Eyja vit dans un petit village de pêcheurs islandais, est mariée à un homme de vingt ans son aîné, alcoolique et cynique. Si cet homme lui pourrit la vie, elle ne peut pour autant pas s'en passer. le salut viendra de sa famille, sa grand-mère notamment, qui l'enjoint de quitter le domicile conjugal pour rejoindre celui de sa cousine, Rúna, qui vit en Suède. Il est temps pour la jeune femme de
tourner la page, quitter l'enlisement d'un quotidien aux vapeurs éthérées ; c'est peut-être ce qui lui permettra enfin de libérer sa créativité et de s'autoriser à écrire le roman qu'elle a en tête depuis de nombreuses années.
J'ai pu découvrir ce roman islandais «
Tourner la page » grâce à l'opération Masse Critique orchestrée par Babelio.
« Servi par un style vif et sans fioritures, ce texte moderne et intelligent sur la reconstruction de soi pose aussi la question de la création littéraire. « Un des plus éminents ouvrages de l'année passée, voire des années passées. »
Hallgrímur Helgason » Ces propos placés en quatrième de couverture sont plus qu'alléchants : le roman «
Tourner la page » promet d'explorer de manière croisée la question de l'écriture et celle de la quête de soi. Qui plus est, un éminent écrivain islandais, auteur du célèbre roman « 101 Reykjavik », adapté au cinéma, semble chaleureusement cautionner l'ensemble. La présentation de l'auteure de «
Tourner la page »,
Audur Jónsdóttir, ne nous laisse pas en reste non plus : « Romancière, dramaturge et journaliste, elle est la petite-fille de
Halldór Laxness, prix Nobel de littérature. Ses six romans, qui l'ont imposée comme une valeur montante de la scène littéraire islandaise, ont été l'objet d'excellentes critiques et de prix prestigieux. » Qui dit mieux ?
C'était donc pleine d'entrain et d'allant que j'entrai dans la lecture de cette oeuvre. Las… Ma déception fut à la hauteur des espoirs que je fondais dans la lecture de cette oeuvre…
La créativité et l'originalité frappent d'emblée. Les titres des chapitres, généralement courts, condensent cette qualité. Quelques exemples, çà et là : « Au début, on devra contempler la fin », « Prélude au déroulement sinueux des événements », ou encore « Quatrième étape de la rééducation : préparation d'un jeune poète à l'autocritique ». Au départ, ce côté très farfelu semble plaisant, puis, très vite, l'agacement s'installe, jusqu'à l'abandon forcé, à mi-chemin.
Le style, décrit comme « vif et sans fioritures » dans la quatrième de couverture, est extrêmement déroutant, ainsi que le genre du texte : s'agit-il d'un conte, qui nous renvoie au monde de l'enfance ? En effet, certains personnages sont parfois renommés : le mari alcoolique devient « le Coup de Vent », la cousine Rúna « la Reine du Ski ». Ces transformations embrouillent vite l'esprit du lecteur qui est obligé, de fait, de faire fonctionner au maximum ses capacités inférentielles, quitte à se perdre en chemin.
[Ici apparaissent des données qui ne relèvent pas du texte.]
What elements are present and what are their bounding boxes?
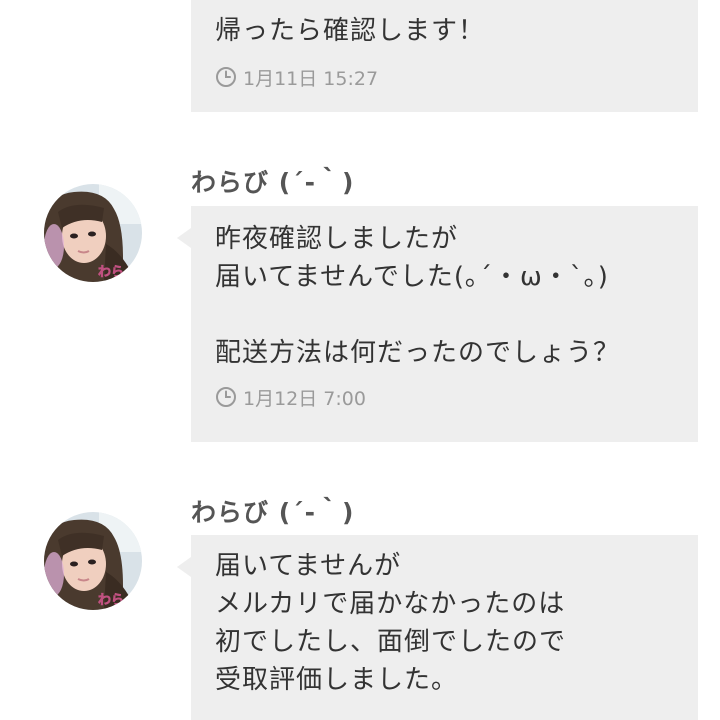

S'agit-il plutôt d'un drame, réservé au monde des adultes, tant les propos sont crus, voire scabreux ? le fléau alcoolique est décrit par le menu ainsi que le délitement des relations, du lien à soi et aux autres. Cette collusion de deux genres opposés m'a déroutée, d'autant que les personnages m'ont paru aussi peu sympathiques qu'attachants.
Ce qui m'a aussi découragée et amenée à déclarer forfait à mi-chemin de l'intrigue, c'est le côté labyrinthique de la construction narrative : j'ai eu beaucoup de mal à comprendre le fil conducteur d'ensemble, d'autant que l'auteure se plaît à opérer entre certains chapitres des sauts brusques dans le temps, soit en avant, soit en arrière. Peut-être aurait-il fallu que je lâche prise, acceptant de me laisser porter par l'imagination féconde de l'auteure ?
Même si je n'ai pu me laisser envoûter et porter par cette intrigue, je tiens malgré tout à remercier Babelio et les éditions
Presses de la Cité pour cette découverte islandaise.